La peculiarità della situazione è che essa non era simmetrica: senza poter staccare Del Toro, a nulla valeva a Carapaz riprendere Yates. Per lui, già vincitore di un Giro, e già secondo nel 2022, poco o nulla cambia il gradino del podio. E, sic stantibus rebus, Carapaz ha potuto e dovuto fare del tutto e di più pur di staccare Del Toro, ma non è stato possibile. Dunque amarezza tanta, ma rimpianti pochi. La possibilità per Carapaz di vincere sarebbe cominciata laddove Del Toro stesso avesse voluto, prima di tutto, vincere. Si badi bene, non una certezza di vincere, perché altrimenti Del Toro avrebbe avuto ben ragione di non imbandire la vittoria a Carapaz, e dunque di imbandirla a chi altri avesse lui voluto.
Ma esisteva eccome una terra di nessuno, una striscia nebbiosa e polverosa e tortuosa come gli ultimi km del Finestre, entro la quale Carapaz, e Del Toro, e pure Yates, certo (in terz’ordine!), si sarebbero potuti giocare la definitiva maglia rosa su un equilibrio di secondi, misurando le rispettive forze e i rispettivi sforzi.
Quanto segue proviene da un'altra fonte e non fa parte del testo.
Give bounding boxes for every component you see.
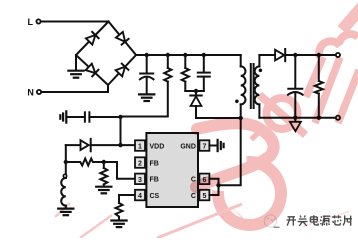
pin 2 box [135,157,145,168]
ground bridge [68,71,83,78]
wire to pin3 [104,162,135,179]
开 [287,217,297,226]
pin 1 box [135,140,145,151]
ground pin7 rotated right [218,140,224,151]
ground L1 [58,209,73,216]
resistor R1 startup [121,55,172,117]
wire N to bridge bottom [42,85,109,92]
resistor R5 clamp [182,55,189,91]
diode D7 snubber [190,91,240,118]
ground R4 [111,221,126,228]
node aux junction [64,160,68,164]
wire secondary top to diode [259,54,274,56]
capacitor C4 output [288,55,303,118]
node bus junctions [145,53,207,57]
diode D2 bridge top-right [116,32,129,45]
svg-text:7: 7 [202,144,206,151]
watermark letter e [250,95,306,142]
node clamp junction [194,89,198,93]
svg-text:FB: FB [150,160,159,167]
wire junction down to vdd row [120,117,122,145]
primary polarity dot [235,100,239,104]
diode D5 output [275,49,336,61]
wire pins 6 and 5 tie [209,179,218,195]
watermark letter S [196,123,274,187]
capacitor C3 vdd [67,112,120,121]
secondary polarity dot [259,69,263,73]
diode D1 bridge top-left [86,32,99,45]
ground R3 [96,187,111,194]
svg-text:1: 1 [138,144,142,151]
node L terminal [28,17,41,27]
wire DC bus [136,54,241,56]
ground C1 [139,94,154,101]
wire pin4 to R4 [119,195,135,203]
node drain junction [216,183,220,187]
芯 [332,215,341,225]
transformer core [251,64,254,108]
node vdd junction [118,115,122,119]
bridge rectifier frame [76,22,136,86]
svg-text:GND: GND [180,143,196,150]
watermark stroke a [55,203,70,217]
diode D6 aux rectifier [66,139,135,151]
pin 3 box [135,174,145,185]
resistor R3 fb divider [100,162,107,187]
node R2 right junction [102,160,106,164]
pin 5 box [199,190,209,201]
wire L to bridge top [41,21,109,23]
svg-text:CS: CS [150,193,160,200]
wire drain to transformer [219,118,241,185]
svg-text:FB: FB [150,177,159,184]
node vdd diode junction [118,143,122,147]
ground output triangle [290,118,301,132]
watermark stroke d [303,212,349,227]
电 [310,215,318,225]
watermark letter m [306,34,358,123]
svg-text:N: N [27,87,34,97]
watermark swoosh [209,162,281,228]
wire aux left drop [65,145,67,162]
capacitor C1 bulk [140,55,154,94]
logo bottom-right [264,215,279,228]
transformer T1 primary [241,55,246,118]
svg-text:L: L [28,17,34,27]
wire bridge left vertex down [75,55,77,71]
pin 6 box [199,174,209,185]
transformer T1 secondary [255,55,260,118]
wire clamp bottom [185,90,204,92]
watermark stroke b [80,215,112,238]
wire pin7 to ground [209,145,217,147]
watermark corner stroke [342,0,358,30]
ground vdd rotated left [60,111,66,122]
关 [298,215,308,225]
diode D4 bridge bottom-right [116,64,129,77]
pin 4 box [135,190,145,201]
node output + terminal [336,53,340,57]
pin 7 box [199,140,209,151]
svg-text:C: C [191,193,196,200]
diode D3 bridge bottom-left [86,64,99,77]
svg-text:3: 3 [138,177,142,184]
wire secondary bottom rail [259,117,335,119]
node output - terminal [336,116,340,120]
resistor R2 horizontal [66,159,104,166]
resistor R4 cs sense [116,203,123,220]
源 [320,216,330,226]
logo text 开关电源芯片 (vector strokes) [287,215,352,226]
svg-text:VDD: VDD [150,143,165,150]
inductor L1 aux winding [61,164,67,208]
svg-text:5: 5 [202,193,206,200]
resistor R6 load [315,55,323,118]
capacitor C2 clamp [198,55,210,91]
node primary bottom junction [239,116,243,120]
片 [343,215,352,225]
node N terminal [27,87,41,97]
node output junctions [293,53,321,120]
watermark stroke c [157,204,242,238]
op-amp U1 body [146,133,198,207]
svg-text:4: 4 [138,193,142,200]
svg-text:2: 2 [138,161,142,168]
In questo modo invece Del Toro ha ottenuto ciò che si era prefisso, non perdere da Carapaz. Sicuramente penserà, e ne ha ben donde, che non sarà questa la sua ultima occasione. Ma proprio le storie personali di Bernal, e di Carapaz, e dell’America Latina tutta, insegnano che non si sa mai per davvero se la prima occasione sarà anche l’ultima (in realtà per Bernal parliamo del Tour, e per Carapaz speriamo che l’ultima non sia ancora giunta, ma il riferimento è ai Giri sfuggiti di un niente). Bernal e Carapaz hanno còlto la propria occasione maiuscola quando è toccato loro, ormai nel 2019, per entrambi, poi per il resto della carriera hanno dimostrato – e proprio non vincendo – di essersela meritata eccome. La domanda resta aperta per Del Toro, ma forse, come per quasi ogni 21enne (o 104enne) di questo mondo, la sua vera corrida in cui al contempo sopravvivere e lasciarsi sopraffare, toro e torero in uno, è ancora quella celebrata nell’arena interiore.